Ob als Jogi Löw an der Seitenlinie, Ronaldo beim Freistoß oder chinesische Gewichtheberin beim dopen. Ob als Brunhilde bei den Bundesjugendspielen, ob am Flügel, an der Ukulele, beim pfeifen oder als Cyrano de Bergerac -Thomas Philipzen macht in jeder Rolle eine gute Figur. Gestern Abend war er mit seinem“permanent aktualisierten best of “ im Kreativhaus. Und das war bis auf den letzten klapprigen Holzstuhl ausverkauft.

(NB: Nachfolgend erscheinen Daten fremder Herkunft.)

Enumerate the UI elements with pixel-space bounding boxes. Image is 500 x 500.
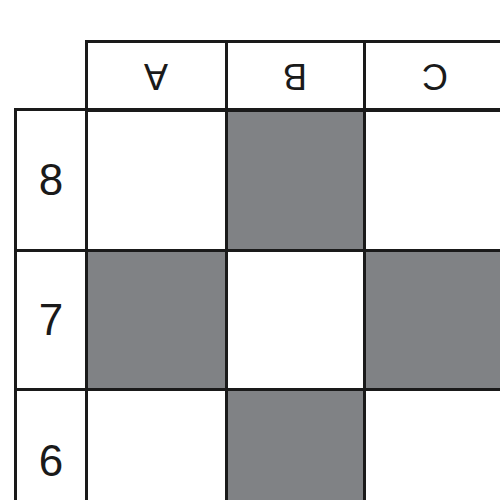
file-label-c: C bbox=[363, 40, 500, 108]
file-label-b: B bbox=[225, 40, 363, 108]
file-label-text-a: A bbox=[144, 58, 168, 94]
rank-label-text-8: 8 bbox=[39, 158, 63, 202]
rank-label-8: 8 bbox=[14, 108, 85, 249]
rank-label-text-7: 7 bbox=[39, 298, 63, 342]
chessboard-diagram: ABC876 bbox=[0, 0, 500, 500]
corner-spacer bbox=[14, 40, 85, 108]
square-b6 bbox=[225, 388, 363, 500]
square-b7 bbox=[225, 249, 363, 388]
square-c7 bbox=[363, 249, 500, 388]
rank-label-text-6: 6 bbox=[39, 439, 63, 483]
board-grid: ABC876 bbox=[14, 40, 500, 500]
rank-label-6: 6 bbox=[14, 388, 85, 500]
square-b8 bbox=[225, 108, 363, 249]
square-a6 bbox=[85, 388, 225, 500]
square-c6 bbox=[363, 388, 500, 500]
file-label-text-b: B bbox=[283, 58, 307, 94]
square-a8 bbox=[85, 108, 225, 249]
square-c8 bbox=[363, 108, 500, 249]
rank-label-7: 7 bbox=[14, 249, 85, 388]
file-label-text-c: C bbox=[422, 58, 448, 94]
square-a7 bbox=[85, 249, 225, 388]
file-label-a: A bbox=[85, 40, 225, 108]
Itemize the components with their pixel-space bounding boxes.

Der gebürtige Ostwestfale redet viel und unterhaltsam. Bevor er endlich dazu kommt, ein bisschen am Flügel zu spielen, dauert es eine ganze Weile. Immer wieder unterbricht er sich, auf dem Klavierhocker sitzend, selbst. Es ist vor allem dies ungeheure Grimassenspiel, das ihn bei der „Super slow motion“ auszeichnet, wenn er die Lippen schürzt oder sein ganzes Gesicht verzerrt. Dabei vergisst Philipsen keineswegs den Inhalt. Es geht um Ausländer und Philipzen erzählt von 70 Jahren Nordrhein-Westfalen. „Westfalen und Rheinländer. Haben wir da gesagt, das geht nicht? Wir haben es einfach versucht.“ Manch ein Syrer sei ihm übrigens näher als ein Kölner. Und es gebe auch Unterschiede zwischen Westfalen und Ostwestfalen.

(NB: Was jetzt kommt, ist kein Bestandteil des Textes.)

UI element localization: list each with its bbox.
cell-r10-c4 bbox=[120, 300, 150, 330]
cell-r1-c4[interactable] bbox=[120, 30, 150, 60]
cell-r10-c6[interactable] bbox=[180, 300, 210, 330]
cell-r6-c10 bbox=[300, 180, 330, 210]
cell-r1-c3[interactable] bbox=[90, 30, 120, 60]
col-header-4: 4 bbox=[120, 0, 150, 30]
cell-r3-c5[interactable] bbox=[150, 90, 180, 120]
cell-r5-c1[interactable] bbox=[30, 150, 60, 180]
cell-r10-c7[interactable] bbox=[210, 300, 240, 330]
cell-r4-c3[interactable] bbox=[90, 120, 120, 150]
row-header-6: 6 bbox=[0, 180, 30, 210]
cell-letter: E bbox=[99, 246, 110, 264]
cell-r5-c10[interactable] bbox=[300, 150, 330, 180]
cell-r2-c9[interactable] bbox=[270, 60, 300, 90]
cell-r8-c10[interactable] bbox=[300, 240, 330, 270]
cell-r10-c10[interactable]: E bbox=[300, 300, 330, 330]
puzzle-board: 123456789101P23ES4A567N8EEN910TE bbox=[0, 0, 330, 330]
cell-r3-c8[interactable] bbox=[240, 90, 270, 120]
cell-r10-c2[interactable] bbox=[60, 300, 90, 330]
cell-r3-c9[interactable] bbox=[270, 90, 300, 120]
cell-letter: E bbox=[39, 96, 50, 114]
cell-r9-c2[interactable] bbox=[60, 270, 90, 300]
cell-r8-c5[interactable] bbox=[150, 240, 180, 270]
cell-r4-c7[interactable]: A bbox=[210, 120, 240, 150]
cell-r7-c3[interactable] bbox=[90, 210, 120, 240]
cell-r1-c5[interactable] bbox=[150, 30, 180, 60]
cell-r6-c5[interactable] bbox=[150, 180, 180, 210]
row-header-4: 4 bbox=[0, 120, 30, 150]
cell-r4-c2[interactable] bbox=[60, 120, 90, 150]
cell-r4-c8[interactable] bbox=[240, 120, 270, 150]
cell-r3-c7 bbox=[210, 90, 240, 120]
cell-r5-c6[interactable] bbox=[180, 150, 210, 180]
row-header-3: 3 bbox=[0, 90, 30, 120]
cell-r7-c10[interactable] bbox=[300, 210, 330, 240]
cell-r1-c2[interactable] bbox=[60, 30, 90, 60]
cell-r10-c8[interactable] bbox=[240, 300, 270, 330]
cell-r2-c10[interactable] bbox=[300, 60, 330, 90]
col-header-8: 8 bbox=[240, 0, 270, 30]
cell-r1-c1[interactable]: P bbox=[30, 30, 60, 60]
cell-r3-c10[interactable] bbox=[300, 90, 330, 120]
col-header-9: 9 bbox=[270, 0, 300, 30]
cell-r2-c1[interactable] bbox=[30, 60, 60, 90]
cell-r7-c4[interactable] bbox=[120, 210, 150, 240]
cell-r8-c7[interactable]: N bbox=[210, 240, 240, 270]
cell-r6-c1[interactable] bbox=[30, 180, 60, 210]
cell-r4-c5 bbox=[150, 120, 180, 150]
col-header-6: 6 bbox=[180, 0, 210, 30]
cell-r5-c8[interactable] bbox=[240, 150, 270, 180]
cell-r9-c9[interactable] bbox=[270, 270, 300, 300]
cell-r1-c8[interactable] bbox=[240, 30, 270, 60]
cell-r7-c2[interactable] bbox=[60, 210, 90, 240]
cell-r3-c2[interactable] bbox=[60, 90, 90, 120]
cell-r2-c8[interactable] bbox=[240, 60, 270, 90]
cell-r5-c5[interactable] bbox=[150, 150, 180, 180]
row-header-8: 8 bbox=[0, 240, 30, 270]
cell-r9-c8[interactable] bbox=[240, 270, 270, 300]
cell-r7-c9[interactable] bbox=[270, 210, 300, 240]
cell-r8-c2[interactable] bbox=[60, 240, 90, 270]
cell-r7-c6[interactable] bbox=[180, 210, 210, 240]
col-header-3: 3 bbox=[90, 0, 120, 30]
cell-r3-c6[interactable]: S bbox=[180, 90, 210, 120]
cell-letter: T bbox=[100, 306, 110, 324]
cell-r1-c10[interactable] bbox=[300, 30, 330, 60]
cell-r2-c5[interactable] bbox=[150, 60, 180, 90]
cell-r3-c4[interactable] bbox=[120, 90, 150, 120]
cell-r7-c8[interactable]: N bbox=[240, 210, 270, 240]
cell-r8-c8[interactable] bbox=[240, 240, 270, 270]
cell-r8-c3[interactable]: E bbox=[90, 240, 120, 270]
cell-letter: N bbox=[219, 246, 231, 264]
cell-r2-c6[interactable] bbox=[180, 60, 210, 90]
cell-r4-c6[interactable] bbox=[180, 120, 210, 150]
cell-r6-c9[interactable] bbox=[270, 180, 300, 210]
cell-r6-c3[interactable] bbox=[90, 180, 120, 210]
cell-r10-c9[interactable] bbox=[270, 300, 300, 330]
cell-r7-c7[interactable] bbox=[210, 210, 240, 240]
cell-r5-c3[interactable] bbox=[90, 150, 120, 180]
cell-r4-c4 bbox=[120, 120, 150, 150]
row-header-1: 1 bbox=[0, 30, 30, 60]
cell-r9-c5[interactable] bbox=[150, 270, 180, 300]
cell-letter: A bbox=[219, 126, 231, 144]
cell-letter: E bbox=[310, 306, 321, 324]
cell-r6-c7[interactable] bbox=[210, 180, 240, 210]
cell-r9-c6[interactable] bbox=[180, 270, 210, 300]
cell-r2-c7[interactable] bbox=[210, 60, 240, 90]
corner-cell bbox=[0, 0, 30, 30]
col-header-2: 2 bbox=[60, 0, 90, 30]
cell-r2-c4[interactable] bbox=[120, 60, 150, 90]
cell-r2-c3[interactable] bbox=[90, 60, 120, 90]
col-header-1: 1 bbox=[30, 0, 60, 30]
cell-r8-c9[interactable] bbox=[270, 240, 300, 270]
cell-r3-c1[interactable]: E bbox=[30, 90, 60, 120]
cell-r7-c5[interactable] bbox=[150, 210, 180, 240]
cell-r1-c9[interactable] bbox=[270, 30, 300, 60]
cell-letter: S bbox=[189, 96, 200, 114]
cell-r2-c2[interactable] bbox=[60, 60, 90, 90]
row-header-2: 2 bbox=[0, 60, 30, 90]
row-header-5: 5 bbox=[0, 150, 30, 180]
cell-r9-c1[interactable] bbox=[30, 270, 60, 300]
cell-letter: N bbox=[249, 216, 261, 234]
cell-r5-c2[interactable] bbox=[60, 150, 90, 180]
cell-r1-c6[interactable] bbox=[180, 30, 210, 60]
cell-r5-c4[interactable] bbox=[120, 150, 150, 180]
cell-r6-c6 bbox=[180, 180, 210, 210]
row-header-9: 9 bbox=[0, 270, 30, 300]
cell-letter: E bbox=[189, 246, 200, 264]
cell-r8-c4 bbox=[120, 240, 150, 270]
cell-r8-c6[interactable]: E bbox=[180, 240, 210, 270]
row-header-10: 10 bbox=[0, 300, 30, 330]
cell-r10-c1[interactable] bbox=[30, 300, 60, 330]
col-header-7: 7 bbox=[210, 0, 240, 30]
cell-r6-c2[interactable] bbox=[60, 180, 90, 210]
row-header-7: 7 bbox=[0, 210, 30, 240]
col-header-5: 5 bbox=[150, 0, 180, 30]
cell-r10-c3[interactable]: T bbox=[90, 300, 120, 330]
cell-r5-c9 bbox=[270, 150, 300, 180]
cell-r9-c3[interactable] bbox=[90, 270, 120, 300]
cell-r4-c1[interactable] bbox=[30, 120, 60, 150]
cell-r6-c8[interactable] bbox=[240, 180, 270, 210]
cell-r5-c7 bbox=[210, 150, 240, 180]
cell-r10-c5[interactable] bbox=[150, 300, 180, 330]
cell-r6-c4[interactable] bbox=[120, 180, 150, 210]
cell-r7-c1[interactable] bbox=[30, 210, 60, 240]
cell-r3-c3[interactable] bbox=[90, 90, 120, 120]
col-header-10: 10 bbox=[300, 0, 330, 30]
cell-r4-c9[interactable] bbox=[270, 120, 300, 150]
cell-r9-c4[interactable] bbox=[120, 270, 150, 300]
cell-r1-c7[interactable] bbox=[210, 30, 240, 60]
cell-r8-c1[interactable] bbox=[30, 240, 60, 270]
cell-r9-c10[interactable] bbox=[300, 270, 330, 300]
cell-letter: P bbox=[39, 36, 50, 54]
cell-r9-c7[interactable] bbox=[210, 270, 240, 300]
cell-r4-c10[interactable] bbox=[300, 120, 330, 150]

Überhaupt: Kommunikation – schon ist Philipsen bei elektronischen Geräten, die „ja alle miteinander vernetzt“ seien. Er könne jetzt über sein smartphone wischen und in Kinderhaus werde sein Rad aufgepumpt – „wenn es noch da ist“, setzt er mit einem Augenzwinkern hinzu. Natürlich gibt es einige Kabarettisten, die Ronaldo ins Programm eingebaut haben, er ist nicht nur ein dankbares Opfer, er forciert das ja auch. Wenn Philipzen nach der ganzen Zeremonie, also Anlauf, breitbeiniger Sprung und Macho-Habitus, beginnt, sich mit dem Freistoßspray die Haare einzufetten, bringt er den Saal zum brodeln. Schon tritt die chinesische Gewichtheberin auf „ein Oberschenkel wie Ottfried Fischer“, die Mühe hat, die Gewichte zu stemmen. Die Hände kurz in Kreide getaucht und in einem unbeobachteten Moment inhaliert – schon lässt sich mühelos anheben, was zuvor so schwer.
Philipzen unterstreicht mit seinem Gebärdenspiel fast pantomimisch. Wenn Löw an der Seitenlinie entlang stolziert und mit Podolski schwäbelt „Mach ma een Doppelpässe“, ist das ebenso gut wie die Parodie von dem Sportjournalisten Ernst Huberty. Und dann geht 15 Minuten vor Ende eine Besucherin, die in der ersten Reihe sitzt, angeblich, weil ihr Zug fährt. Ein gefundenes Fressen für Philipzen: „Weißt Du, wie lange ich an dieser Pointe geschrieben habe? Die ersten Tränen fließen. Natürlich ist alles Show, und Philipzen, einer der Storno-Männer, setzt sein Programm ungerührt fort. Dass die Dame später wiederkommt, weil sie ihr Halstuch vergessen hat, geht beinahe unter im Applaus.